New stamps were required because the Customs and Inland Revenue Act 1881 necessitated postage stamps that were also valid as revenue stamps. Therefore, the Penny Lilac issued that year was inscribed "POSTAGE AND INLAND REVENUE" and the Lilac and Green stamps were inscribed "POSTAGE & REVENUE", whereas the previous 1880 stamps (known as the Provisional Issue) were only inscribed "POSTAGE". The colours were used because the authorities were concerned that the existing stamps were being soaked off envelopes and reused, and they wished to use fugitive inks that would wash away if immersed in water; the only fugitive ink colours available at the time were lilac and green.

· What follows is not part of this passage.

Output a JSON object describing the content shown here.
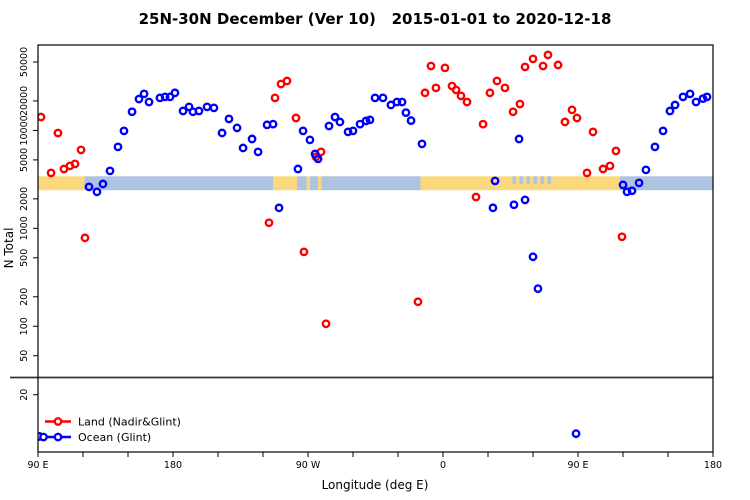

The first stamp to be introduced was the 9d on 1 August 1883, which was rushed into use because there was an urgent need for a stamp of that value; the others followed on 1 April 1884. The designs featured Queen Victoria’s head in profile, with lettering in the corners. The 2d, 2 1/2d, 6d, and 9d stamps were in horizontal format and the 1 1/2d, 3d, 4d, 5d and 1s were vertical.

The dull stamps were not popular, and the 1884 Stamp Committee was formed to make decisions about improved replacements. In 1887 they were superseded by the Jubilee Issue, with a variety of designs and colours.

Due to the fugitive nature of the ink, many surviving examples of the green stamps have lost their original colour following soaking to remove them from paper; the examples that still have good colour are the most sought after by philatelists.